Most of you get your broadband of a business – probably from what was formerly called a cable company. And most of you get your mobile phone service from another company – probably what many of you still call a phone business.
Guess who would like to change this?
Time is sold! The answer: cable guys want to become your phone company. And phone companies want to become your large -band companies.
This is good news for consumers, who have traditionally not had a lot of choices with regard to wireless suppliers, and even less choice with regard to broadband.
Is it good for broadband and wireless businesses? We don’t know yet. But we know they are fighting, not bad.
Context: in recent years, large -band companies – remember to Charter or Comcast – have also tried to sell their mobile phone customers. (Charter and Comcast mainly sell renowned access to Verizon mobile networks.) And at the same time, guys like T-Mobile and AT&T have tried to sell their Large strip service of customers, via what is called “fixed wireless” – Internet service which is striped in your home via a box that you put in your window, instead of cables buried in the floor.
You can understand the logic behind the two thrusts: to start, it offers the two industries the possibility of new sources of income as organic growth stands. There is also the thought that customers who obtain both broadband and wireless of the same supplier are less likely to produce.

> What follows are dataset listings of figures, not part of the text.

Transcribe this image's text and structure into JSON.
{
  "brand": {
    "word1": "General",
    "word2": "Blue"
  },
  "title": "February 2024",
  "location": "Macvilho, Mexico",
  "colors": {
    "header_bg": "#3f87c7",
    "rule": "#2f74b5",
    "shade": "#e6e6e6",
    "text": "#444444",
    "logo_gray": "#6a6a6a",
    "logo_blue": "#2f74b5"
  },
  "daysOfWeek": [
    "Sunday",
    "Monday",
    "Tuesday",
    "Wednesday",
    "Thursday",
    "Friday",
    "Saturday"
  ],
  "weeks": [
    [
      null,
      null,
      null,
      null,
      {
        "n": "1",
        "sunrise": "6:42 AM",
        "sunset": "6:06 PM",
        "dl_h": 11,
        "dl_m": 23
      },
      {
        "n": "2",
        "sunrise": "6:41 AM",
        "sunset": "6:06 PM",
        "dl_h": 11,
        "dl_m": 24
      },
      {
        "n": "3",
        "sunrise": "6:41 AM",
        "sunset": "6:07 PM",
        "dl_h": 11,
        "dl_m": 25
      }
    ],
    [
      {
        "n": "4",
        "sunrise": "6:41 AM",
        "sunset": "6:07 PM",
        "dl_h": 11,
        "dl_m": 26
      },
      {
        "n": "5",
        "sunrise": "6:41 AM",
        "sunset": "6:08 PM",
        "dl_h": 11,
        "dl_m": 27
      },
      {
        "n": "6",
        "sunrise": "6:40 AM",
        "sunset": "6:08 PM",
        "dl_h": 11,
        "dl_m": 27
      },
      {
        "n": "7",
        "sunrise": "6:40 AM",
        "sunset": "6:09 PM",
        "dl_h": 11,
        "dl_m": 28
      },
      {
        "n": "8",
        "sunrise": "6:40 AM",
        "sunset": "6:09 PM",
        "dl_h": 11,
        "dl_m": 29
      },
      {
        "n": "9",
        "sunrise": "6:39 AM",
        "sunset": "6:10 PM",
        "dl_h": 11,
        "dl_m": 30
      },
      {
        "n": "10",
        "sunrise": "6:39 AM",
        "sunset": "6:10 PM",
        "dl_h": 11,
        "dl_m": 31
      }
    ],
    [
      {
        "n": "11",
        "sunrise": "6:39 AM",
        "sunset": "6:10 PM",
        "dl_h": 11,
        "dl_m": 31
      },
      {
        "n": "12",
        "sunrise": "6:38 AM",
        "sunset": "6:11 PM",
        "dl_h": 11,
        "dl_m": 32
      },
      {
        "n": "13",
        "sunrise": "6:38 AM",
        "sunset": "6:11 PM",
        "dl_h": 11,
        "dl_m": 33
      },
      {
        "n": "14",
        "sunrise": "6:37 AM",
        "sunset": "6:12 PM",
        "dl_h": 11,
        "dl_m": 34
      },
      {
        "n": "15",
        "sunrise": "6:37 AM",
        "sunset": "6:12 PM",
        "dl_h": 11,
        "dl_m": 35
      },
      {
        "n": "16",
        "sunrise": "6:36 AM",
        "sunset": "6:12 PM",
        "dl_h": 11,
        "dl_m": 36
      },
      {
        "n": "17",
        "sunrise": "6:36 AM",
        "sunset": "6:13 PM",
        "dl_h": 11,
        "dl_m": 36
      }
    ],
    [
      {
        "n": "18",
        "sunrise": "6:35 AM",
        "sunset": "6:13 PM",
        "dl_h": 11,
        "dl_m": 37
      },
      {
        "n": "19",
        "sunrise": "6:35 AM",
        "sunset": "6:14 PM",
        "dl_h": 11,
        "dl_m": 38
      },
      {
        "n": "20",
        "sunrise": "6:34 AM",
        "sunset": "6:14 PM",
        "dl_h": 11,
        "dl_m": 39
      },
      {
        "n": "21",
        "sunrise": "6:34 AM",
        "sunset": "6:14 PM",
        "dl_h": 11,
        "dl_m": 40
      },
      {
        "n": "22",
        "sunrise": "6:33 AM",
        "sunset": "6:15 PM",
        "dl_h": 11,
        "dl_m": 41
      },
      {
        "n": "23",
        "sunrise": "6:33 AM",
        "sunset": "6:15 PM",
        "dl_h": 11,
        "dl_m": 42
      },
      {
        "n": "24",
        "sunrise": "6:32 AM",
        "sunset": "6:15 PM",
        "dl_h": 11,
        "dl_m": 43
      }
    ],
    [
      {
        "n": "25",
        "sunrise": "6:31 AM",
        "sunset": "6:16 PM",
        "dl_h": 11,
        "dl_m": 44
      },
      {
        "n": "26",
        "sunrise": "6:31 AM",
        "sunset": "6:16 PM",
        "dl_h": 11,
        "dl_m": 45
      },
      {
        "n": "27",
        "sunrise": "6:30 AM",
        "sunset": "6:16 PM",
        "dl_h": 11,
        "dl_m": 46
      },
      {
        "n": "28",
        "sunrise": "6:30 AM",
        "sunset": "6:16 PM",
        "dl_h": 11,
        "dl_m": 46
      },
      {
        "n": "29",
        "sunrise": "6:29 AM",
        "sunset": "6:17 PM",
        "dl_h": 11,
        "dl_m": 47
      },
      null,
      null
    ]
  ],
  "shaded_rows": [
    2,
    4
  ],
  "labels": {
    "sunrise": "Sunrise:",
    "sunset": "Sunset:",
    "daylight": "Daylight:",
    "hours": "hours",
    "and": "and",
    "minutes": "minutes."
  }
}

This also happens like most – but not all – the cable guys have become less interested in selling you which was previously called cable television, because this company is crumbling every day. Meanwhile, the Tellcos, who have stabbed to become video / content companies – see the brief property of AT&T of what is now called Warner Bros. Discovery, and the brief property of Verizon de Aol and Yahoo – decided that they did not want to be in these companies either.
Meanwhile, the two industries develop at all of the other. Moffettnathanson analysts say that the mobile industry signed 12.7 million fixed wireless subscribers at the end of T1 2025, against 11.8 million 3 months earlier. During the same period, cable cars increased from 18.2 million telephone subscribers to 19 million.
And if you want to see what it means for a particular company, consult the winning reports of the first quarter of Comcast and Charter – the two largest cable / high speed companies in the country this week. Both reported a drop in the number of broadband subscribers and increases in their wireless submarines.